For Harriet, who has grown up largely unsupervised, in a world of her own imagination, her brother is a link to a glorious past she has only heard stories about or glimpsed in photograph albums. Fiercely determined, precocious far beyond her twelve years, and steeped in the adventurous literature of Stevenson, Kipling, and Conan Doyle, she resolves, one summer, to solve the murder and exact her revenge. Harriet’s sole ally in this quest, her friend Hely, is devoted to her, but what they soon encounter has nothing to do with child’s play: it is dark, adult, and all too menacing.

A revelation of familial longing and sorrow, The Little Friend explores crime and punishment, as well as the hidden complications and consequences that hinder the pursuit of truth and justice. A novel of breathtaking ambition and power, it is rich in moral paradox, insights into human frailty, and storytelling brilliance.

Review: This novel follows the summer of 12-year-old Harriet Cleve Dusfresnes, whose childhood has been shaped by the mysterious death by hanging of her older brother when she was just a baby. Her brother's killer was never identified and this event forever altered the world Harriet grew up in, leaving her mother spacey and detached, her father living in another city, and her older sister fragile and sensitive. Enlisting the help of her devoted friend Hely, Harriet spends her summer pursuing who she believes to be her brother's killer and unintentionally being swept up into a dark and adult world. 

This novel is not a murder mystery but instead a character study of life after trauma. Harriet is a lonely, misunderstood child with absentee parents. She silently but desperately loves her housekeeper, who she views as her real mother and throughout the novel will desperately appeal to her grandmother and great aunts for insight and guidance that all fail to give her. Everyone in Harriet's family seems less than and somewhat stunted from the loss of little Robin years before. 

There are so many dark undercurrents in this novel: drug use, parental neglect, insidious racism, murder.

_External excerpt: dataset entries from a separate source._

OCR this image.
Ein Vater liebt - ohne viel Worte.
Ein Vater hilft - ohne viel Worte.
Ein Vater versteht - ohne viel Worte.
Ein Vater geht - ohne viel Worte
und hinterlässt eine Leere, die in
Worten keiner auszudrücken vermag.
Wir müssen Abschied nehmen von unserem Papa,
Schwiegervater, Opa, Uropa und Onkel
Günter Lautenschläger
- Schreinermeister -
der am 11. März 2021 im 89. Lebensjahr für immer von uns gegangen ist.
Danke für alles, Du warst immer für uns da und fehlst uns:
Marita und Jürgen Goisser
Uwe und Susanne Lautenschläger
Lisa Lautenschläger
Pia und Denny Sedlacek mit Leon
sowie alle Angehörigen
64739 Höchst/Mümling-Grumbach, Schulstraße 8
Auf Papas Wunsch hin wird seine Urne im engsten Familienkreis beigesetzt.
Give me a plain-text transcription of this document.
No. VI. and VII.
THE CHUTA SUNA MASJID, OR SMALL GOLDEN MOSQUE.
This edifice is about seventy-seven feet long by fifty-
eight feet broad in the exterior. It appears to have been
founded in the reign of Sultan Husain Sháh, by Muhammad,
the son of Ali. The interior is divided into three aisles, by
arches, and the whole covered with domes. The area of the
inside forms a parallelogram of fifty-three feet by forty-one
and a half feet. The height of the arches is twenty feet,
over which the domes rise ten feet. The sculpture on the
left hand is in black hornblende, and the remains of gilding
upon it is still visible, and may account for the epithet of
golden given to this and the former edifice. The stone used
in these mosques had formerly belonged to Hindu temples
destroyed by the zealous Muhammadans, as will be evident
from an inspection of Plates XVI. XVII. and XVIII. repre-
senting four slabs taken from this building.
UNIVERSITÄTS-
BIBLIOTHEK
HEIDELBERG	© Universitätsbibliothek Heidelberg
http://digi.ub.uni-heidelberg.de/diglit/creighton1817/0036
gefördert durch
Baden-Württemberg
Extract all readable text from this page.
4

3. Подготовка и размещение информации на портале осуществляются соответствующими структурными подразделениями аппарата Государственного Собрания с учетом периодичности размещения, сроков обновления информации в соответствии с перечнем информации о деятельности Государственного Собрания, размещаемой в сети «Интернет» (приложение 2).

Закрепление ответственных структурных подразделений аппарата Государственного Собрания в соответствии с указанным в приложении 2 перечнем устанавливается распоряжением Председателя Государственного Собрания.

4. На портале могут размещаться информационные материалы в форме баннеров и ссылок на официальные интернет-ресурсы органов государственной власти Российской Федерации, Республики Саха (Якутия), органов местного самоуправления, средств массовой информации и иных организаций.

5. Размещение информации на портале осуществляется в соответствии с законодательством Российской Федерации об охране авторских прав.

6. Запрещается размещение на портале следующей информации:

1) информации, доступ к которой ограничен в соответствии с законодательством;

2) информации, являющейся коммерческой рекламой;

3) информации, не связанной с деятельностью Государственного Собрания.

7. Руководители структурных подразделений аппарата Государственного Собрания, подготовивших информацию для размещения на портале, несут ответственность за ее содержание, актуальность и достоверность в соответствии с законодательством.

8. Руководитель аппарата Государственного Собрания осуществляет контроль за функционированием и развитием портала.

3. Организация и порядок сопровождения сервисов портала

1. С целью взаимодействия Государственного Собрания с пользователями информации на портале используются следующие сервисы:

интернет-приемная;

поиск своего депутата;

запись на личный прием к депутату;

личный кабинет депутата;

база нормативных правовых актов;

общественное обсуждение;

The world 12-year-old Harriet lives in also feels scary and cold, devoid of any comforting figures and full of menacing ones. Everything feels slightly rundown and past its prime, from the grand tales of the demolished family home Tribulation, to Harriet's home that her mother has been slowly filling with newspapers and failing to clean, to the rotting structure of the water tower. And there were so many snakes! Hissing and striking in the grass, in cages, and in cars. 

Just like her later novel The Goldfinch, children in this novel are largely orphaned and fending for themselves and violent deaths abound. Tartt is a master of writing from children's points of view and accurately captures the infuriating feeling of being a child and not having any control over your own life and also not being taken seriously by anyone: "It's awful being a child,' she said, simply, 'at the mercy of other people." (324). For Tartt novels, character and setting development is far more vital than plot development. In the end, the reader is left with the sense that seeking justice is futile and we are all just stumbling in the dark, led by circumstances beyond our control.